The billionaires’ trashing of the endorsements was not taken lightly by the papers’ staff. Two of The Post’s columnists resigned. Nineteen protested in the paper’s own pages, lamenting the abandonment of its “fundamental editorial convictions.” Its editorial cartoonist satirized the Post’s slogan “Democracy Dies in Darkness” with a blacked-out square. Evan Woodward and Bernstein of Watergate fame commented, calling the decision “surprising and disappointing.” A former Post editor, Marty Baron, called it “cowardice.”
Over at The Times, the editorials’ editor quit along with two other members of the editorial board. The Post alone has seen over 200,000 subscribers cancel their subscriptions.
Was Marty Baron right, was it cowardice? Perhaps, but maybe it was just good business. Both billionaires’ companies do a lot of business with the federal government. And Donald Trump is a vindictive man who has threatened to use the powers of president to pursue his enemies. So maybe Bezos and Soon-Shiong are just doing what any good businessmen would do—staying on the good side of a lucrative customer.

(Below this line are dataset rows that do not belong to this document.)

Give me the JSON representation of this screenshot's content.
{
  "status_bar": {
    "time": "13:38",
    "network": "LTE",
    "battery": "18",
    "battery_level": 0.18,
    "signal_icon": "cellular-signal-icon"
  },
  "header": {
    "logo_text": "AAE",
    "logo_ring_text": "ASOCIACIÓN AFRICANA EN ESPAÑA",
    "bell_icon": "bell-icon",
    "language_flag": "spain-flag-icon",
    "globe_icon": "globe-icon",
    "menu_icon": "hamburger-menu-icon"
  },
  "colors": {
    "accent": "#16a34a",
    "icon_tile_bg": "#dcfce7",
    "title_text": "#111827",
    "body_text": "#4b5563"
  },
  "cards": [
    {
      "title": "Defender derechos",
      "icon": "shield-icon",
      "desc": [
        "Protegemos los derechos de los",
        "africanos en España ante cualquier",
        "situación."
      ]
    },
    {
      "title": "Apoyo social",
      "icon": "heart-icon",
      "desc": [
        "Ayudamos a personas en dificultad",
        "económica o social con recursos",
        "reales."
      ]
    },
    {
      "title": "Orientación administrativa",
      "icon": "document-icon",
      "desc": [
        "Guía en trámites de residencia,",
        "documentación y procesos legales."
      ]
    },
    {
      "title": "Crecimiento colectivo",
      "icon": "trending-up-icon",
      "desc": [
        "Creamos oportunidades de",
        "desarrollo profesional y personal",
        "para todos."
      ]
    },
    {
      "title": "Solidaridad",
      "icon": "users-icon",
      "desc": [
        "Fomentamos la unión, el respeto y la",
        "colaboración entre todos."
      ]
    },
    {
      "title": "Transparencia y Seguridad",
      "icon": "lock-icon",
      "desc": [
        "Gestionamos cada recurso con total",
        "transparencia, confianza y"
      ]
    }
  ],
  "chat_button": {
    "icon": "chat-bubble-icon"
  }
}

Maybe the lesson here is that billionaires with various interests shouldn’t own newspapers. But who else can? Both papers are heavy money-losers. No one else could afford them.

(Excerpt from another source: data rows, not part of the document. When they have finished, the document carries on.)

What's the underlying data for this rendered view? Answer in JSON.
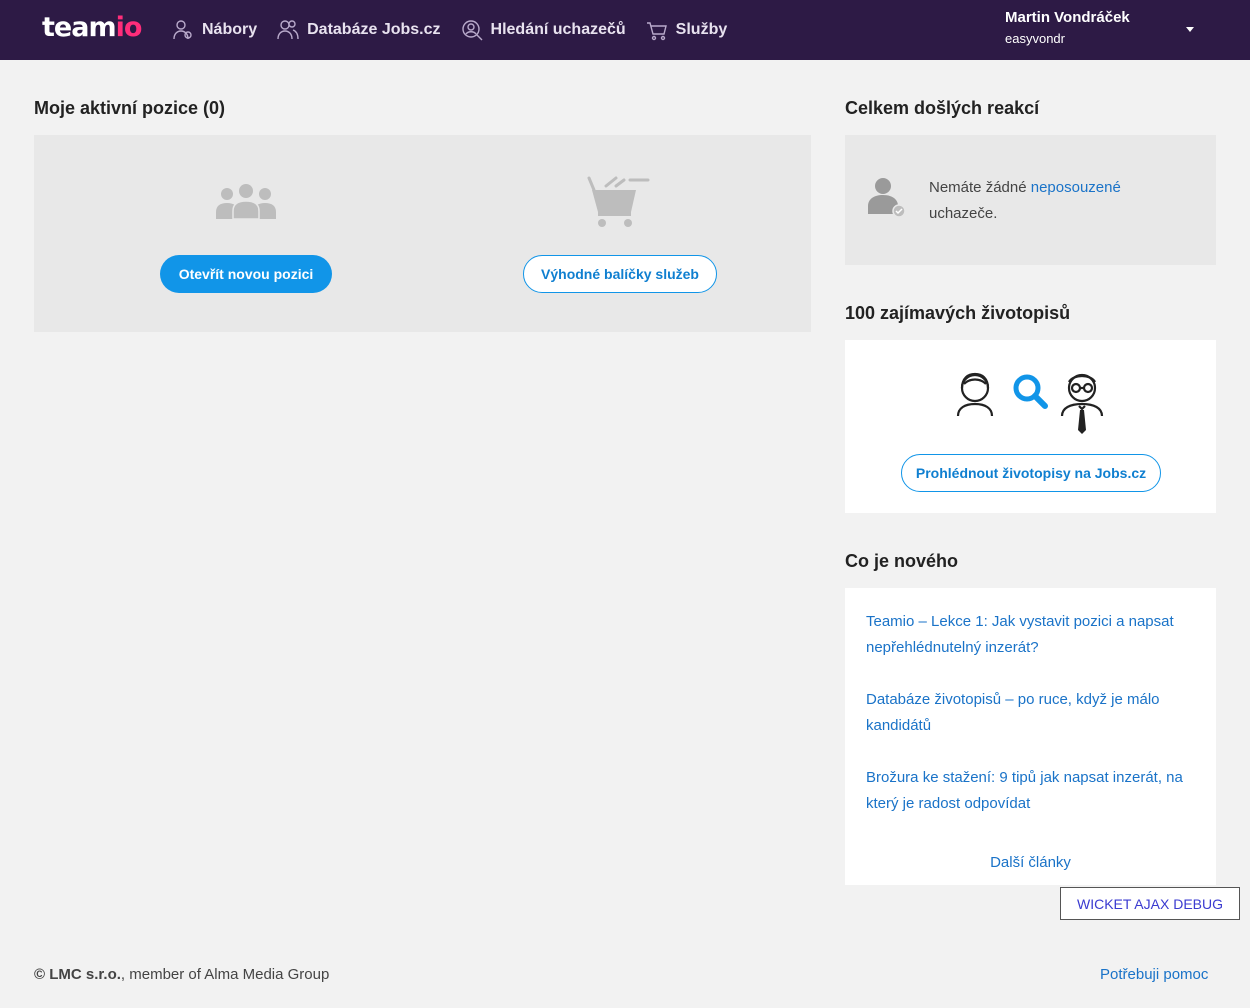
{
  "header": {
    "logo_main": "team",
    "logo_accent": "io",
    "nav": [
      {
        "label": "Nábory",
        "icon": "user-recruit-icon"
      },
      {
        "label": "Databáze Jobs.cz",
        "icon": "users-database-icon"
      },
      {
        "label": "Hledání uchazečů",
        "icon": "user-search-icon"
      },
      {
        "label": "Služby",
        "icon": "cart-icon"
      }
    ],
    "user_name": "Martin Vondráček",
    "user_login": "easyvondr"
  },
  "positions": {
    "title": "Moje aktivní pozice (0)",
    "open_button": "Otevřít novou pozici",
    "packages_button": "Výhodné balíčky služeb"
  },
  "replies": {
    "title": "Celkem došlých reakcí",
    "text_before": "Nemáte žádné ",
    "link": "neposouzené",
    "text_after": "uchazeče."
  },
  "cvs": {
    "title": "100 zajímavých životopisů",
    "button": "Prohlédnout životopisy na Jobs.cz"
  },
  "news": {
    "title": "Co je nového",
    "items": [
      "Teamio – Lekce 1: Jak vystavit pozici a napsat nepřehlédnutelný inzerát?",
      "Databáze životopisů – po ruce, když je málo kandidátů",
      "Brožura ke stažení: 9 tipů jak napsat inzerát, na který je radost odpovídat"
    ],
    "more": "Další články"
  },
  "debug_button": "WICKET AJAX DEBUG",
  "footer": {
    "company": "© LMC s.r.o.",
    "company_suffix": ", member of Alma Media Group",
    "help": "Potřebuji pomoc"
  },
  "colors": {
    "header_bg": "#2d1a45",
    "accent_pink": "#ff2d7a",
    "primary_blue": "#1195e8",
    "link_blue": "#1a73c8"
  }
}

There is an argument for a newspaper remaining neutral, but not when freedom of the press is threatened. And the timing of the billionaires’ actions gives the game away. If they had ended endorsing three years ago, or after this election, one could believe they were sincere. But when they prevent their people from endorsing Harris just two weeks before the election, it is hard to see it as anything but pandering to Trump.
This is how democracy is lost. Most power gained by demagogues is given voluntarily. Those who are most able to resist encroaching authoritarianism find it easier, perhaps even profitable, to comply.
This is a win for the demagogue in the race, and tragically a win handed to him by two of Americas’s most respected liberal newspapers.